Alimentos no disponibles en tiendas estatales, medicamentos difíciles de conseguir y artículos de higiene forman parte habitual de estos paquetes. Con las nuevas restricciones, el acceso a estos productos podría volverse más limitado, tanto por las trabas en el envío como por el riesgo de pérdida.

Además, la incertidumbre sobre los tiempos de entrega y la integridad de los paquetes afecta la planificación cotidiana de los hogares, que dependen de estos suministros para cubrir necesidades básicas. Esto podría agravar las condiciones de vulnerabilidad en sectores ya golpeados por la crisis económica.

Otra de las modificaciones más relevantes es la restricción explícita a la entrada de productos destinados a terceros cuando no formen parte del equipaje personal. La medida afecta directamente al entramado informal de las denominadas “mulas”, un sistema crucial para el suministro de bienes a familias y pequeños negocios en la isla.

Negocios en Miami bajo presión

El impacto económico también se extiende al sur de Florida, donde existe una industria consolidada en torno al envío de paquetes hacia Cuba. Estas empresas, muchas de ellas pequeñas o medianas, operan como intermediarias clave entre la diáspora y sus familias en la isla.

Con la implementación del Decreto-Ley 108, enfrentan un escenario más complejo. Las nuevas regulaciones podrían traducirse en mayores costos operativos, derivados de la necesidad de cumplir con requisitos más estrictos, así como en una posible disminución de la demanda debido al aumento de riesgos.

La incertidumbre sobre los tiempos de entrega y la posibilidad de decomisos puede erosionar la confianza de los clientes, afectando la estabilidad de un sector que depende de la regularidad y previsibilidad del servicio.

Un movimiento dentro de un contexto más amplio

La medida se inscribe en un contexto de tensiones económicas internas y de una relación históricamente compleja entre Cuba y Estados Unidos. Factores como las restricciones financieras, la limitada capacidad productiva interna y la dependencia de importaciones influyen en la necesidad del Gobierno cubano de ejercer mayor control sobre el ingreso de bienes.

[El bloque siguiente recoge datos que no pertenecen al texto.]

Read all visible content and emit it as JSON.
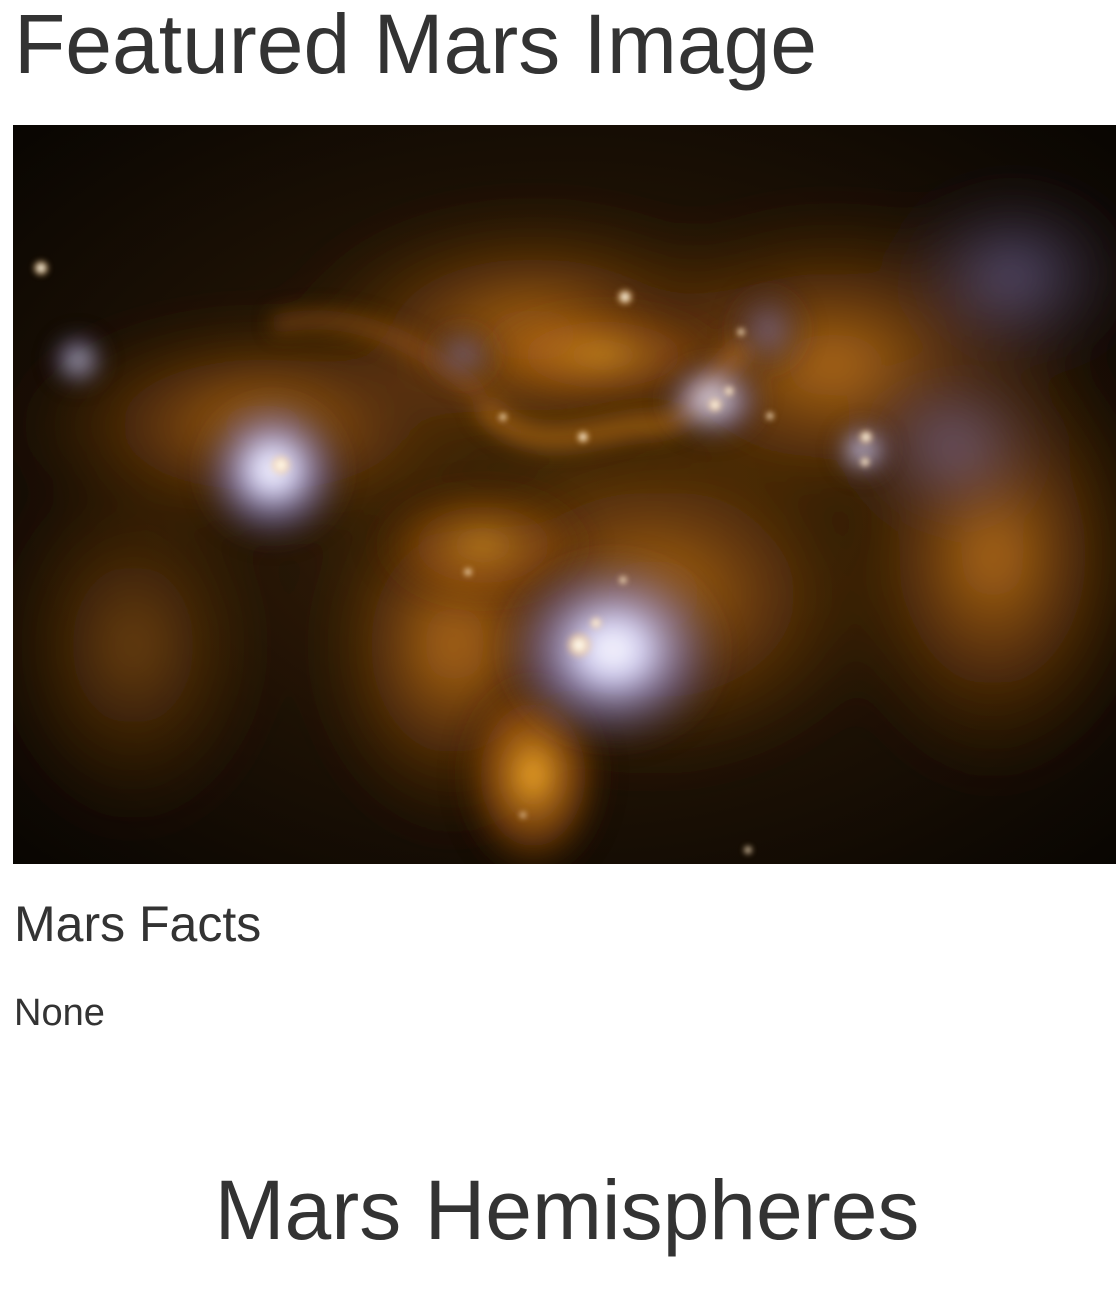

Desde la perspectiva oficial, la normativa busca ordenar el sistema, evitar irregularidades y fortalecer la gestión estatal. Sin embargo, desde otros ángulos se interpreta como un refuerzo del control centralizado en un momento de alta presión económica, donde el flujo de bienes desde el exterior adquiere una relevancia estratégica.

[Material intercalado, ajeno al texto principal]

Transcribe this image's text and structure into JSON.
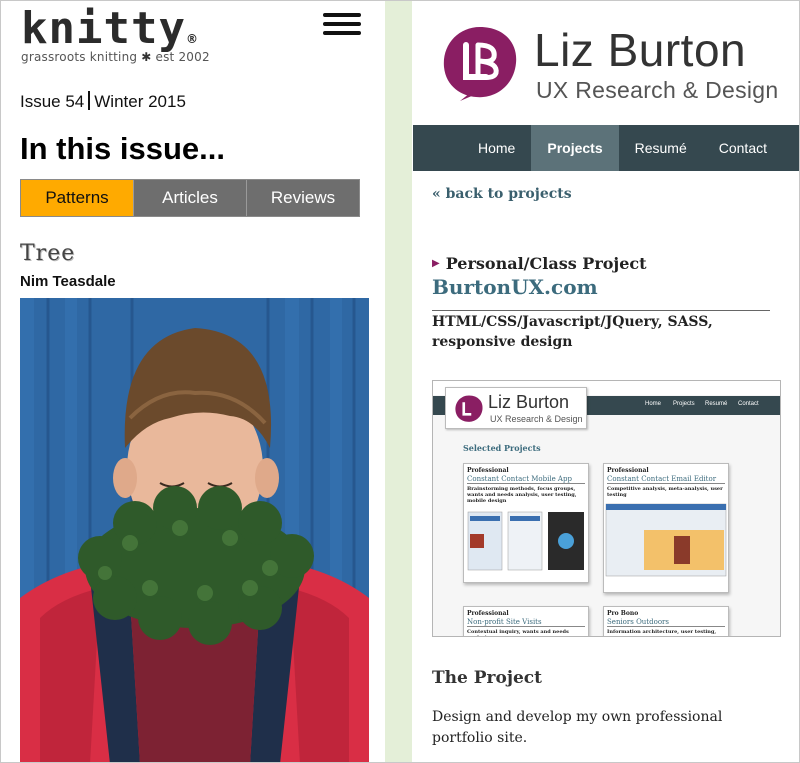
{
  "knitty": {
    "logo_word": "knitty",
    "logo_reg": "®",
    "tagline_left": "grassroots knitting",
    "tagline_star": "✱",
    "tagline_right": "est 2002",
    "issue": "Issue 54",
    "season": "Winter 2015",
    "heading": "In this issue...",
    "tabs": [
      {
        "label": "Patterns",
        "active": true
      },
      {
        "label": "Articles",
        "active": false
      },
      {
        "label": "Reviews",
        "active": false
      }
    ],
    "pattern_title": "Tree",
    "author": "Nim Teasdale",
    "colors": {
      "tab_active": "#ffaa00",
      "tab_inactive": "#6e6e6e"
    }
  },
  "portfolio": {
    "logo_initials": "LB",
    "name": "Liz Burton",
    "subtitle": "UX Research & Design",
    "nav": [
      {
        "label": "Home",
        "active": false
      },
      {
        "label": "Projects",
        "active": true
      },
      {
        "label": "Resumé",
        "active": false
      },
      {
        "label": "Contact",
        "active": false
      }
    ],
    "back_link": "« back to projects",
    "kicker": "Personal/Class Project",
    "site_title": "BurtonUX.com",
    "tech": "HTML/CSS/Javascript/JQuery, SASS, responsive design",
    "screenshot": {
      "name": "Liz Burton",
      "subtitle": "UX Research & Design",
      "nav": [
        "Home",
        "Projects",
        "Resumé",
        "Contact"
      ],
      "section": "Selected Projects",
      "cards": [
        {
          "kicker": "Professional",
          "title": "Constant Contact Mobile App",
          "desc": "Brainstorming methods, focus groups, wants and needs analysis, user testing, mobile design"
        },
        {
          "kicker": "Professional",
          "title": "Constant Contact Email Editor",
          "desc": "Competitive analysis, meta-analysis, user testing"
        },
        {
          "kicker": "Professional",
          "title": "Non-profit Site Visits",
          "desc": "Contextual inquiry, wants and needs analysis,"
        },
        {
          "kicker": "Pro Bono",
          "title": "Seniors Outdoors",
          "desc": "Information architecture, user testing,"
        }
      ]
    },
    "project_heading": "The Project",
    "description": "Design and develop my own professional portfolio site.",
    "colors": {
      "brand": "#8a1e63",
      "nav_bg": "#35484f",
      "nav_active": "#5c7279",
      "link": "#3c6b7d"
    }
  }
}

Este endurecimiento también coincide con otras dinámicas que afectan la movilidad y el intercambio, como cambios en políticas migratorias y ajustes en las relaciones bilaterales.

Qué puede pasar a partir de ahora

A corto plazo, se prevé un aumento en los retrasos, las retenciones y las quejas tanto de usuarios como de empresas. La adaptación al nuevo marco legal podría generar fricciones mientras se ajustan los procesos logísticos y administrativos.

A mediano plazo, podrían producirse cambios en los patrones de envío. Algunas familias podrían reducir la frecuencia de los paquetes o buscar alternativas para garantizar la llegada de productos, mientras que los negocios deberán redefinir sus estrategias para operar bajo las nuevas condiciones.

También es posible que surjan circuitos informales o mecanismos alternativos para sortear las restricciones, lo que añadiría nuevas complejidades al sistema.

Pese al endurecimiento de las regulaciones, las autoridades financieras cubanas han decidido mantener la dispensa de aranceles para la importación no comercial de alimentos, medicamentos y productos de aseo, siempre que no excedan los 500 dólares o los 50 kilogramos.

Un puente más frágil entre Cuba y el exterior

Los envíos y viajes han sido durante décadas un canal fundamental de conexión entre Cuba y su diáspora. Más allá de su dimensión económica, representan un vínculo social y familiar que sostiene a millones de personas.

El endurecimiento de las reglas aduaneras no solo impacta la logística, sino que reconfigura ese vínculo, introduciendo barreras adicionales en un contexto ya marcado por dificultades.

En una economía donde el acceso a bienes básicos depende en gran medida de estos intercambios, cualquier restricción tiene efectos directos en la vida cotidiana. El desafío ahora será cómo se adaptan tanto las familias como los operadores a un entorno más controlado, incierto y exigente.